写真は本文とは関係のない岡崎で撮影した雪の中の名鉄(おそらく特急)2008年ころ

 神社に訪れる裸男及び参拝者の推移を見ると,参拝者の数は増減が激しく,天候などに左右されているのに対して,裸男は毎年8,000人から10,000人ほどが訪れていることがわかる(図13)

 私は500人くらいかな~と勝手に思っていたのですがなんと1万程度!
 
https://www.konomiya.or.jp/cms2019/wp-content/uploads/2023/01/01142023.pdf

 上にpdfへのリンクを挙げた国府宮による公式の「見学・参加心得」を読む限り,特別に事前の登録などなく,また何らかの集団に属することなく当日参加が可能だと思います。
 そうした状況で1万もの人数が統制がとれるというのはすごいなあとびっくりしました。それと,裸祭というこは「着ていた服や貴重品をどこかに預ける必要」があると思うのですが1万人分の荷物などはどこで管理できるのだろうとか思うとこの祭のすごさが改めて実感できました。

 論文では参加者の居住地や年齢や参加の理由や存続への意識などが図や表をいっぱい使って非常に分かりやすくまとめられているので,「論文だから難しそう」などと思わずに論文自体を読んでもらうと面白いと思います。
 
 まあでも,「つり」でつけたタイトルですが,タイトルそのままの考察も書かれてありましたのでそこを引用させていただきます。

 本節では,国府宮はだか祭がなぜ現在まで存続されてきたのか,その要因について考察する。まず,国府宮はだか祭は,一年に一度だけ下帯姿で人々の中を歩く非日常的な経験ができる祭である。また,参加者は決まっているわけではなく,男性の希望者であれば誰でも参加することができる。さらに伝統のある神事であり一年の厄を払うことができる行事という認識をもたれつつ,人が多く集まるために知人友人の他にも様々な人と楽しめるイベントのようにも思われている。このような国府宮はだか祭の特殊さから,毎年裸男として参加する人々が集まるのではないかと考えられる。 

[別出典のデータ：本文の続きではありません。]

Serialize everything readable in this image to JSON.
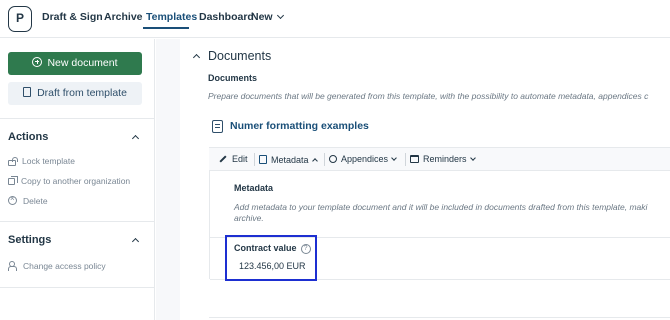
{
  "nav": {
    "logo": "P",
    "links": [
      "Draft & Sign",
      "Archive",
      "Templates",
      "Dashboard",
      "New"
    ],
    "active": "Templates"
  },
  "sidebar": {
    "new_document": "New document",
    "draft_from_template": "Draft from template",
    "actions_title": "Actions",
    "actions": [
      "Lock template",
      "Copy to another organization",
      "Delete"
    ],
    "settings_title": "Settings",
    "settings": [
      "Change access policy"
    ]
  },
  "main": {
    "section_title": "Documents",
    "subheading": "Documents",
    "description": "Prepare documents that will be generated from this template, with the possibility to automate metadata, appendices c",
    "document_name": "Numer formatting examples",
    "toolbar": {
      "edit": "Edit",
      "metadata": "Metadata",
      "appendices": "Appendices",
      "reminders": "Reminders"
    },
    "metadata": {
      "title": "Metadata",
      "desc_line1": "Add metadata to your template document and it will be included in documents drafted from this template, maki",
      "desc_line2": "archive.",
      "field_label": "Contract value",
      "field_value": "123.456,00 EUR",
      "help_glyph": "?"
    }
  },
  "colors": {
    "primary_button": "#2f7a4e",
    "active_nav": "#1a4f78",
    "highlight_box": "#1d2fd1"
  }
}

 私は体が醜いので裸になりたいという気持ちはまったくないのですが,「一年に一度だけ下帯姿で人々の中を歩く非日常的な経験ができる祭である。」と書かれていることでそういう行為が「ハレ」になる人も多いのだろうなあと思います。
 
 最後に,全然関係のないことですが,博多祇園山笠で身につけているのは「締め込み」であり,ふんどしと言われるのを嫌がるというのを聞いた記憶がありますが,国府宮はだか祭では公式が「ふんどし」と書いていますね。このあたり,下帯の名称に関するこだわりなどがなぜ起きるのか等も調べてみたいなあなどとも。